Many cancers are associated with infections (for example cervical cancer is linked to the human papilloma virus) but there is no stronger link between a human malignancy and a parasitic infection than that between cancer of the bile ducts and a liver fluke called Opisthorchis viverrini.
Scientists at The Queensland Institute of Medical Research (QIMR), with colleagues in Thailand and the USA, have now commenced a major international study to identify the mechanisms by which the liver fluke causes cancer of the bile ducts (also known as cholangiocarcinoma – CCA).
“Throughout East Asia there is a strikingly high prevalence of CCA in regions where the human liver fluke is endemic. CCA is extremely prevalent in Northeast Thailand, areas where uncooked cyprinoid fish are a staple of the diet. In Northeast Thailand and Laos, an estimated 6 million people are infected with Opisthorchis viverrini, and despite widespread drug treatment that has been implemented in the past, the prevalence of O. viverrini in some endemic areas approaches 70%”, said Dr Alex Loukas of the Helminth Biology Laboratory at QIMR.
“Moreover, in Thailand, liver cancer is the most prevalent of the fatal cancers, and rates of CCA in regions where the parasite is endemic are unprecedented.”
By way of comparison, CCA is responsible for about 24% of liver cancers in the U.S. compared with 87% in Khon Kaen, Thailand. The QIMR study will explore the genes of the parasite and characterise proteins secreted into the bile ducts to understand how chronic infection can lead to tumour formation. The group will also identify potential markers of the risk of developing heavy infection with the parasite and subsequent progression to CCA, information that will advance our understanding of the molecular pathogenesis of this disease and, moreover, to guide public health policies for control of liver fluke-associated CCA.

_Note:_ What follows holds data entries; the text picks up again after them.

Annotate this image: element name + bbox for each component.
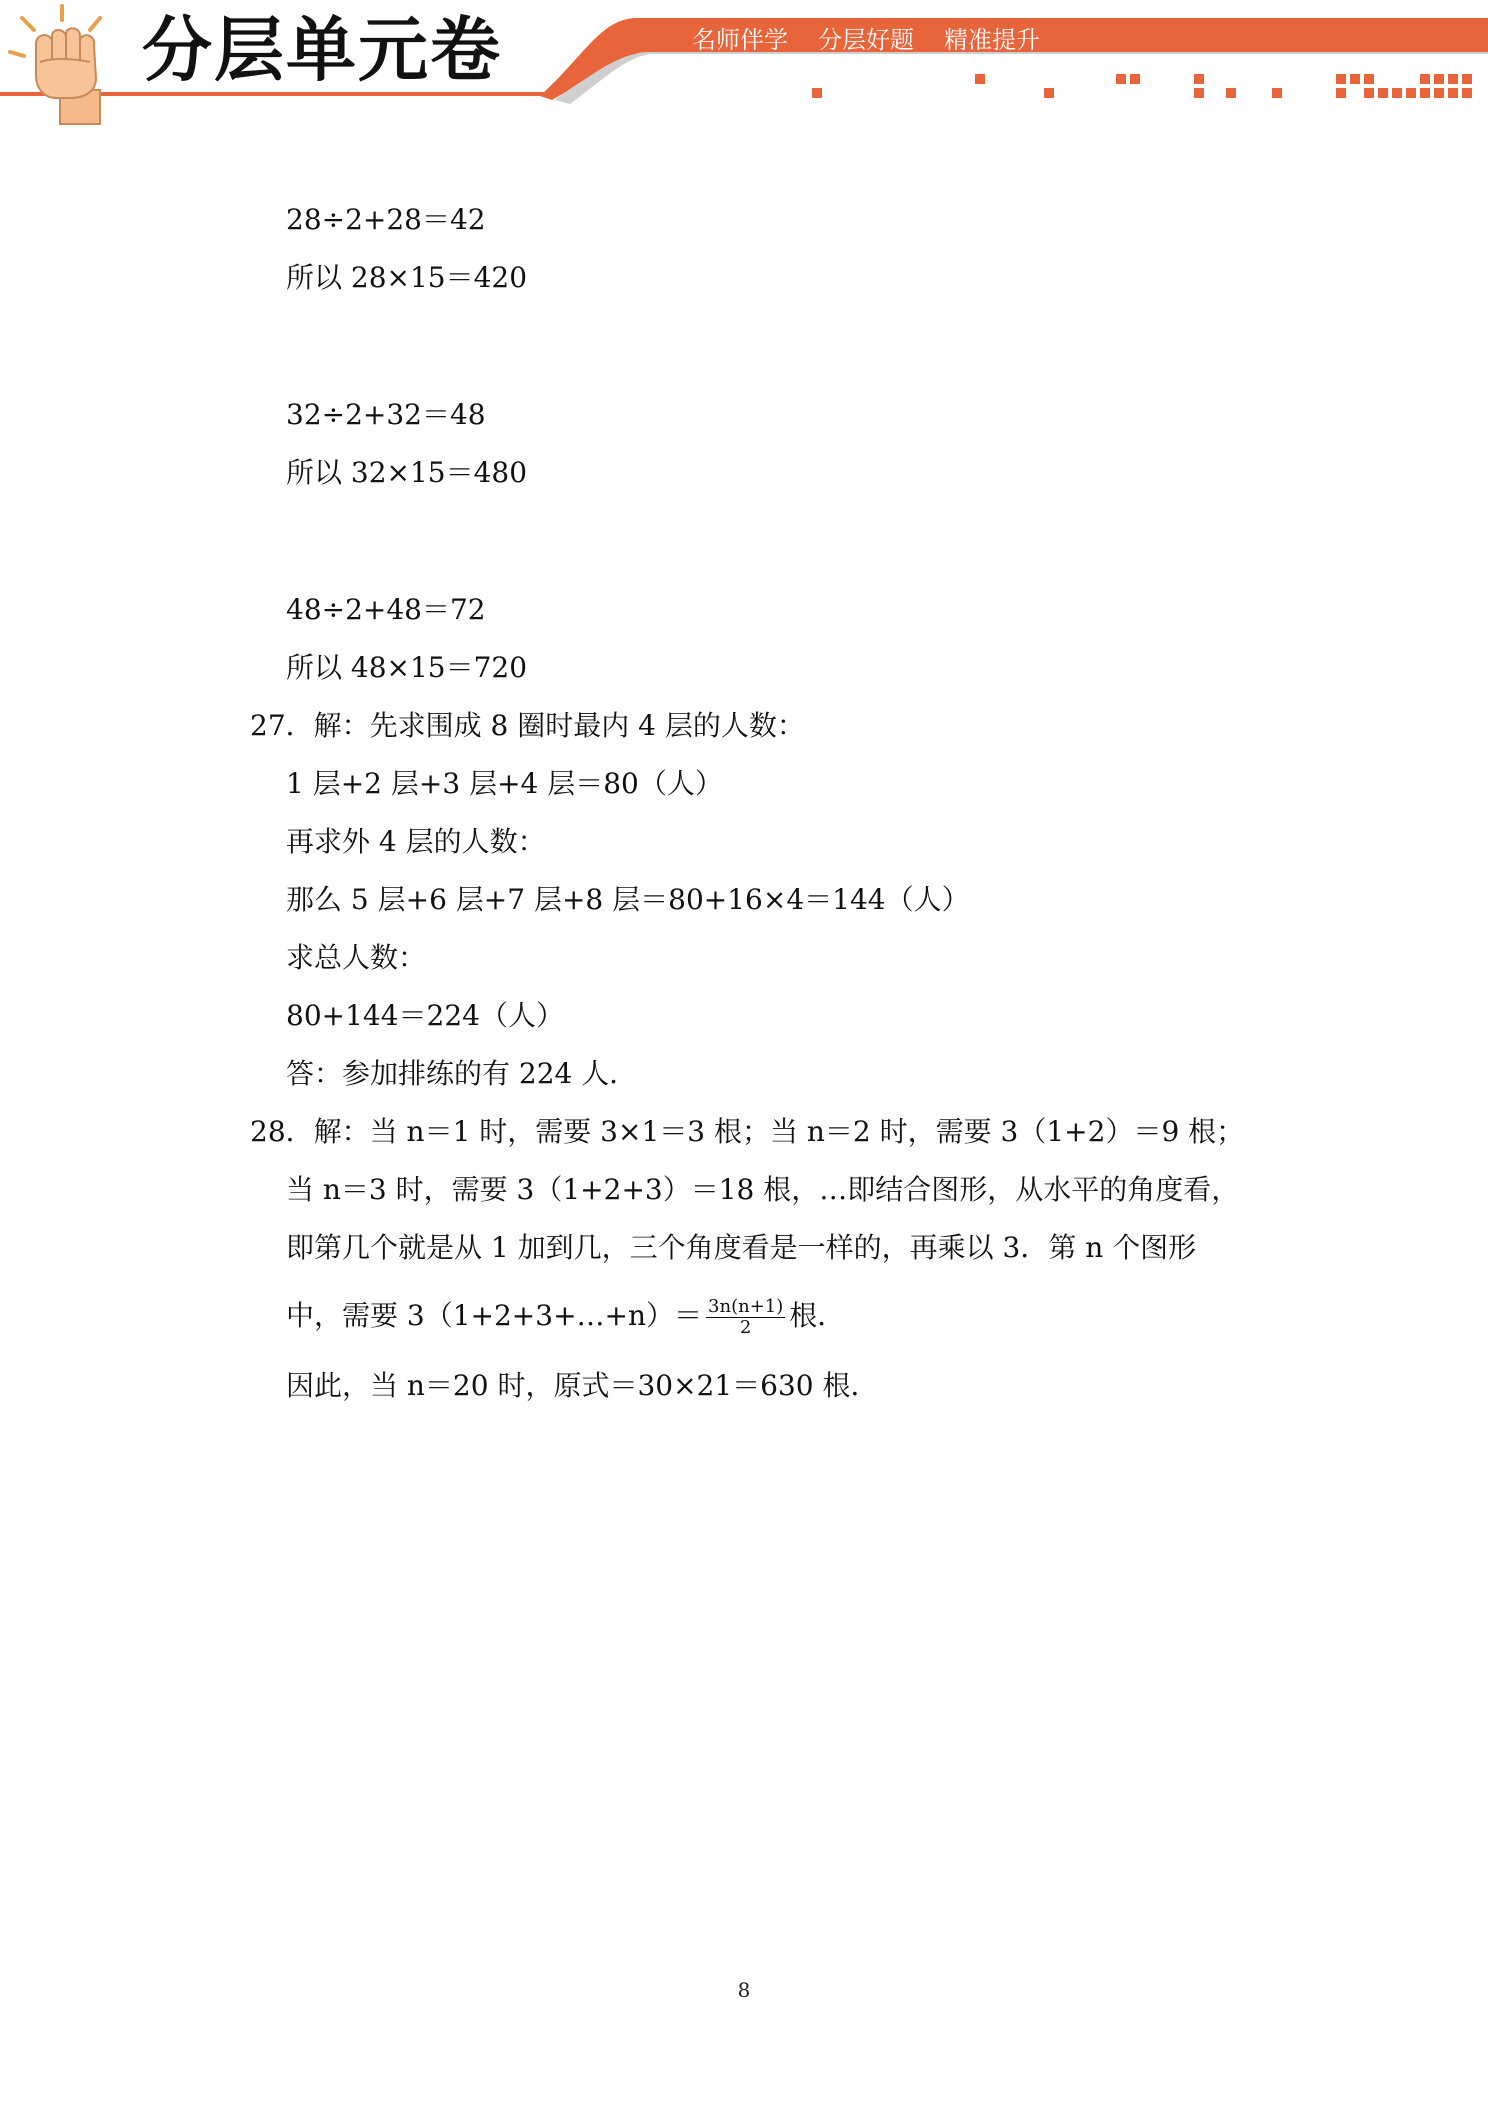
q27-line: 求总人数： — [286, 941, 427, 974]
formula-suffix: 根． — [789, 1299, 846, 1332]
q28-line: 即第几个就是从 1 加到几，三个角度看是一样的，再乘以 3．第 n 个图形 — [286, 1231, 1197, 1264]
slogan-3: 精准提升 — [944, 26, 1040, 54]
calc-line: 48÷2+48＝72 — [286, 593, 486, 626]
question-27-heading: 27．解：先求围成 8 圈时最内 4 层的人数： — [250, 709, 805, 742]
calc-line: 所以 48×15＝720 — [286, 651, 528, 684]
raised-fist-icon — [0, 0, 130, 130]
q28-conclusion: 因此，当 n＝20 时，原式＝30×21＝630 根． — [286, 1369, 879, 1402]
q27-line: 再求外 4 层的人数： — [286, 825, 546, 858]
calc-line: 28÷2+28＝42 — [286, 203, 486, 236]
fraction-denominator: 2 — [739, 1317, 752, 1338]
slogan-1: 名师伴学 — [692, 26, 788, 54]
header-title: 分层单元卷 — [142, 9, 502, 91]
q27-line: 那么 5 层+6 层+7 层+8 层＝80+16×4＝144（人） — [286, 883, 970, 916]
q28-formula-line — [286, 1296, 845, 1338]
q27-line: 1 层+2 层+3 层+4 层＝80（人） — [286, 767, 723, 800]
question-28-heading: 28．解：当 n＝1 时，需要 3×1＝3 根；当 n＝2 时，需要 3（1+2）＝9 根； — [250, 1115, 1245, 1148]
calc-line: 32÷2+32＝48 — [286, 398, 486, 431]
page-header — [0, 0, 1488, 130]
fraction — [706, 1297, 785, 1338]
calc-line: 所以 28×15＝420 — [286, 261, 528, 294]
q27-line: 80+144＝224（人） — [286, 999, 564, 1032]
q28-line: 当 n＝3 时，需要 3（1+2+3）＝18 根，…即结合图形，从水平的角度看， — [286, 1173, 1240, 1206]
fraction-numerator: 3n(n+1) — [708, 1296, 784, 1317]
page-number: 8 — [737, 1978, 751, 2002]
calc-line: 所以 32×15＝480 — [286, 456, 528, 489]
formula-prefix: 中，需要 3（1+2+3+…+n）＝ — [286, 1299, 703, 1332]
slogan-2: 分层好题 — [818, 26, 914, 54]
q27-answer: 答：参加排练的有 224 人． — [286, 1057, 638, 1090]
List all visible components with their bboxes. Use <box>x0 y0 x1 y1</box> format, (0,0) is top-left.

QIMR is also part of an international research consortium (funded by the Bill and Melinda Gates Foundation) the Human Hookworm Vaccine Initiative which will develop a vaccine against human hookworm infection. The group is developing recombinant vaccines against this blood-feeding nematode, a roundworm that infects 740 million people throughout the developing world.
“Hookworms have a voracious appetite for blood, and heavy infections result in anaemia. Such heavy blood loss is disastrous in infants and children and can cause physical and mental retardation,” said Dr Loukas. “Our recombinant vaccines will kill the larval stage of the worm, interfering with its ability to penetrate skin and establish an infection.”
The QIMR researchers are primarily responsible for developing the second component of what is envisaged to be a bivalent vaccine containing two proteins. The second protein is a haemoglobinase, an enzyme used by the parasite to digest host blood. Preliminary studies indicate that a vaccine based on the haemoglobinase enzyme interrupts the blood-feeding process of the hookworm, causing them to starve to death.